Alaska famously takes many days to count votes after Election Day, and with 75% of the expected vote counted today, NBC has called the state for Trump.
61% of the vote was counted by yesterday afternoon in Alaska, due in part to the logistics of collecting ballots in the vast and most sparsely populated state in the US.
It was expected that Trump would win the state, and so this result will not impact Biden’s route to the White House as it only accounts for three electoral votes out of 538.
It was not a close race with Trump in the lead with 56.9% of the vote so far, according to NBC. A Democratic candidate hasn’t won in Alaska for decades.

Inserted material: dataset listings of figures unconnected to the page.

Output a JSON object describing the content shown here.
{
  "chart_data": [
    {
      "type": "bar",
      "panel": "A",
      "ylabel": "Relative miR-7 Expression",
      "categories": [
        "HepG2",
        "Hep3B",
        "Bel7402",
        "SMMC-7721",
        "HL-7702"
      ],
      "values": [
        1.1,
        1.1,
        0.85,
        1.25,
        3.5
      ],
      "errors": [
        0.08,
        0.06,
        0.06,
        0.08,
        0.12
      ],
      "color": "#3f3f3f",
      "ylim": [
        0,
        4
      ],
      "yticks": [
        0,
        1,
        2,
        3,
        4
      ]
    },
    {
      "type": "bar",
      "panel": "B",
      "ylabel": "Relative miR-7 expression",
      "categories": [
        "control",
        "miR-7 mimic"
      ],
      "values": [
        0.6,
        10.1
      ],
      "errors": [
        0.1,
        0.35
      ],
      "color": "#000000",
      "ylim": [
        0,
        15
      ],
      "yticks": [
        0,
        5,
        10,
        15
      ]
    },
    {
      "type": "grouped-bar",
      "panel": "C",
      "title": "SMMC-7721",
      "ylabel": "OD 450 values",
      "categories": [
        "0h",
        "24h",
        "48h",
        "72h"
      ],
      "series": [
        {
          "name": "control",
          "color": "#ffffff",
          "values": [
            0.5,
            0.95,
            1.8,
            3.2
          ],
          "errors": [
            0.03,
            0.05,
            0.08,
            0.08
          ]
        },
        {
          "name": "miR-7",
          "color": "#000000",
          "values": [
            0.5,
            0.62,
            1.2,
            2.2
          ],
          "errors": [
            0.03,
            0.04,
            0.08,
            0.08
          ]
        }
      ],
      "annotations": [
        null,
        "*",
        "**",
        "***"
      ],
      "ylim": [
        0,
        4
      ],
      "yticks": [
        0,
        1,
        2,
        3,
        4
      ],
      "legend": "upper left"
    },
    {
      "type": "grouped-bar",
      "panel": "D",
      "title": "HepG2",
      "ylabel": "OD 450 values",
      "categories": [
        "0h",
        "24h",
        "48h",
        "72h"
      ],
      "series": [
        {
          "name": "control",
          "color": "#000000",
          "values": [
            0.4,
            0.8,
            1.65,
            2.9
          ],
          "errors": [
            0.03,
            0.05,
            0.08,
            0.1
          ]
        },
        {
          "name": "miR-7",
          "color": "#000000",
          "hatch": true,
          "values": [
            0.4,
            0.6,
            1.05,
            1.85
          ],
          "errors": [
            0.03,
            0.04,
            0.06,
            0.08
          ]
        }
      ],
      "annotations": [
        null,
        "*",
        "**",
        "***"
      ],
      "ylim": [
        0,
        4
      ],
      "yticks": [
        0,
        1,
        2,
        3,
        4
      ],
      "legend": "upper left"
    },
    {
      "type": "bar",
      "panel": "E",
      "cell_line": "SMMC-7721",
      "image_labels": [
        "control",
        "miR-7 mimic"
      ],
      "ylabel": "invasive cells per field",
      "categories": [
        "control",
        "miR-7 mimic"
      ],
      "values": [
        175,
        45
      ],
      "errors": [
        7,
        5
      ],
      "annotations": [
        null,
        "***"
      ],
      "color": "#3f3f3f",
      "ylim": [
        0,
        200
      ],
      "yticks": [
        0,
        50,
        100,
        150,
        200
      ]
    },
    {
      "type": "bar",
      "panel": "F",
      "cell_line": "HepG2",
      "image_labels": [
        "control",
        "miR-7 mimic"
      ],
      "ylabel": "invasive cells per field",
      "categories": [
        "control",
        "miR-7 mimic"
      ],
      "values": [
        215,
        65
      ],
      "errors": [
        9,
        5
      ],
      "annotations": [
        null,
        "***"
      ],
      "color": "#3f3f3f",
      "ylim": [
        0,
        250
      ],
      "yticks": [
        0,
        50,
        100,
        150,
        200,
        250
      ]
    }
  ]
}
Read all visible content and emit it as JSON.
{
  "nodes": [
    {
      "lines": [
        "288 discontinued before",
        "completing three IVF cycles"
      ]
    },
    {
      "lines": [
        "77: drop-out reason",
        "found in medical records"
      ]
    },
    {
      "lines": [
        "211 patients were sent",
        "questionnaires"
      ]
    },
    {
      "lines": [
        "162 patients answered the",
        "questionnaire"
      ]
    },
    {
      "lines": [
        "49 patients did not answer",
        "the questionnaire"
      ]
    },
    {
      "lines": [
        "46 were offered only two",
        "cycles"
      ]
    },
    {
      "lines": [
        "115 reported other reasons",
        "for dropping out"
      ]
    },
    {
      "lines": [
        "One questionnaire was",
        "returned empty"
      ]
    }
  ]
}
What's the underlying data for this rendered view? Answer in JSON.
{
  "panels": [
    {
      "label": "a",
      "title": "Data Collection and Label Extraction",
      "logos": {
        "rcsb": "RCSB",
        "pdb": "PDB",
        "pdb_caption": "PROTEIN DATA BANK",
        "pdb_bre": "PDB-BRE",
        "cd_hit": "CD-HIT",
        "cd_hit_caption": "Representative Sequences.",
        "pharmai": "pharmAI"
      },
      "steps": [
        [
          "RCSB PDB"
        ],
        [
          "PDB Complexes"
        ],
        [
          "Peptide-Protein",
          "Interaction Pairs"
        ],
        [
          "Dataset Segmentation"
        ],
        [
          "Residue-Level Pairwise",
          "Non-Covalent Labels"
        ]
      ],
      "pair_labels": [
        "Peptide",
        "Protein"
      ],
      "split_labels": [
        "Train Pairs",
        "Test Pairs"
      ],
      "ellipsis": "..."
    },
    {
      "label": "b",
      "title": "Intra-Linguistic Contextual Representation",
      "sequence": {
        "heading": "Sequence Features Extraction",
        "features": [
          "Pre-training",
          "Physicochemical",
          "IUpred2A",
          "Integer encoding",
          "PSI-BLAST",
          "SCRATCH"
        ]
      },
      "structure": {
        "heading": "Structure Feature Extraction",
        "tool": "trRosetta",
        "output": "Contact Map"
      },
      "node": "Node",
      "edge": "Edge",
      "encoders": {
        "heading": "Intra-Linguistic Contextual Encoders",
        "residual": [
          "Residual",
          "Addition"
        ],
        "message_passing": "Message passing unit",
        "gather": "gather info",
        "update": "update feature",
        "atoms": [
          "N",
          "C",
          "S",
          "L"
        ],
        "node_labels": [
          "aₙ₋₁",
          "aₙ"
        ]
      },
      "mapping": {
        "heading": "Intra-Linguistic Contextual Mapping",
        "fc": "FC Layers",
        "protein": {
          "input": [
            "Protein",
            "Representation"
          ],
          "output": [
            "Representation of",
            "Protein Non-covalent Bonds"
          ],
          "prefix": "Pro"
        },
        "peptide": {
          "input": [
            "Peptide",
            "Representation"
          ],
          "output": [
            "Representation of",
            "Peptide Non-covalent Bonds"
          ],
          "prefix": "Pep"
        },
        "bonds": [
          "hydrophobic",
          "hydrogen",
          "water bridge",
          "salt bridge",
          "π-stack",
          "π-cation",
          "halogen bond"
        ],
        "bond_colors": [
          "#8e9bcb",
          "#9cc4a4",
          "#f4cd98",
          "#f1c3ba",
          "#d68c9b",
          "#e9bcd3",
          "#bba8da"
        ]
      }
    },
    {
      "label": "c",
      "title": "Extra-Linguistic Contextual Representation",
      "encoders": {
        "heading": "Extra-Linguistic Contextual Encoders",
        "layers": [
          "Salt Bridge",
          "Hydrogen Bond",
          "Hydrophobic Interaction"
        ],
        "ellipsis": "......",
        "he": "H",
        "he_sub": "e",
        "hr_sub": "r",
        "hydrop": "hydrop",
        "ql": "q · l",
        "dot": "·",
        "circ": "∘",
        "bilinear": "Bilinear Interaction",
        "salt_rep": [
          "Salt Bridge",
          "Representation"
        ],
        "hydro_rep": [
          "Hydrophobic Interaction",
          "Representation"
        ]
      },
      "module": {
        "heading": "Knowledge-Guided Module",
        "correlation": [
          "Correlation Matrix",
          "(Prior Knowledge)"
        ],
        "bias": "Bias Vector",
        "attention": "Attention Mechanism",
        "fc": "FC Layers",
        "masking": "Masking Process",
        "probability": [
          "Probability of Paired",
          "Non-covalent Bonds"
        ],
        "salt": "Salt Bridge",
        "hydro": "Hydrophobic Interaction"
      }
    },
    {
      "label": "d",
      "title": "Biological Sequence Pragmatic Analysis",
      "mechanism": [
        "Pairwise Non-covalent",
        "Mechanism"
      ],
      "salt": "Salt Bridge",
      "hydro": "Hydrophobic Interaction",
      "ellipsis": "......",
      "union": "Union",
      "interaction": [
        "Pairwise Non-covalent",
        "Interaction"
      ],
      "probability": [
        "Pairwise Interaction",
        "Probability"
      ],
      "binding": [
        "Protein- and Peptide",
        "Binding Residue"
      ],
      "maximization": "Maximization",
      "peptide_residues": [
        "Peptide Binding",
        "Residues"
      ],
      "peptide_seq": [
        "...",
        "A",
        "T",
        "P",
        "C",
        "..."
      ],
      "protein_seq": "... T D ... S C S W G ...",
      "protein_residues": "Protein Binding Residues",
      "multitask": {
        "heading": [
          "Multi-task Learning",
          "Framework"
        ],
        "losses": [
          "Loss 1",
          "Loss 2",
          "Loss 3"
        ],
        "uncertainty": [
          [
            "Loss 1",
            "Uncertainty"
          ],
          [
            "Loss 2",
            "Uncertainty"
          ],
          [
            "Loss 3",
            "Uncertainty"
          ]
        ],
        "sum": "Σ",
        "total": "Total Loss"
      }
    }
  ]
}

Biden is currently on 279 electoral votes and Trump is on 217, according to multiple projections.
A winner is yet to be called by the Associated Press and other media outlets in Georgia and North Carolina, where Joe Biden and Donald Trump are ahead respectively.
Some outlets projected Biden as the winner of Arizona early on, but many outlets including the New York Times have yet to call a winner for the state as votes are still being counted (Biden is also ahead here, but the gap has been narrowing).
Biden was projected to win the presidency on Saturday, but Trump has not yet conceded. Yesterday, Biden said Trump’s refusal to concede was an “embarrassment” that will reflect poorly on his legacy.
The House and the Senate
Meanwhile, the Republican Party won another seat in the US Senate today – a victory in Alaska that puts it one vote away from a majority in the upper house of Congress.
Incumbent Dan Sullivan was easily reelected with more than 57% of the vote, according to CNN and NBC television projections.
His victory confirms the strong performance of the Republican Party in the congressional elections, which were held on the same day as the US presidential election.
The Republicans now have 50 seats, compared to 48 for the Democrats in the 100-seat Senate. Two seats are still to be filled in runoffs scheduled for 5 January in the southern state of Georgia.
The Democrats would have to win both seats to catch up with the Republicans and give Biden more room to implement his policies. It would then be Vice President Kamala Harris’s voice that would decide the tie in a 50-50 vote in her role as president of the Senate.
No law can be passed in the United States without the upper house, which also has the power to approve the president’s appointments: his secretaries, his ambassadors, and the judges, especially on the Supreme Court.
If the Senate remains Republican, Biden, who sat in it for 36 years, would have to use his skills of bi-partisanship and negotiation.
The President-elect said that he was confident that he would be able to work with a sufficient number of congressional lawmakers from the other side.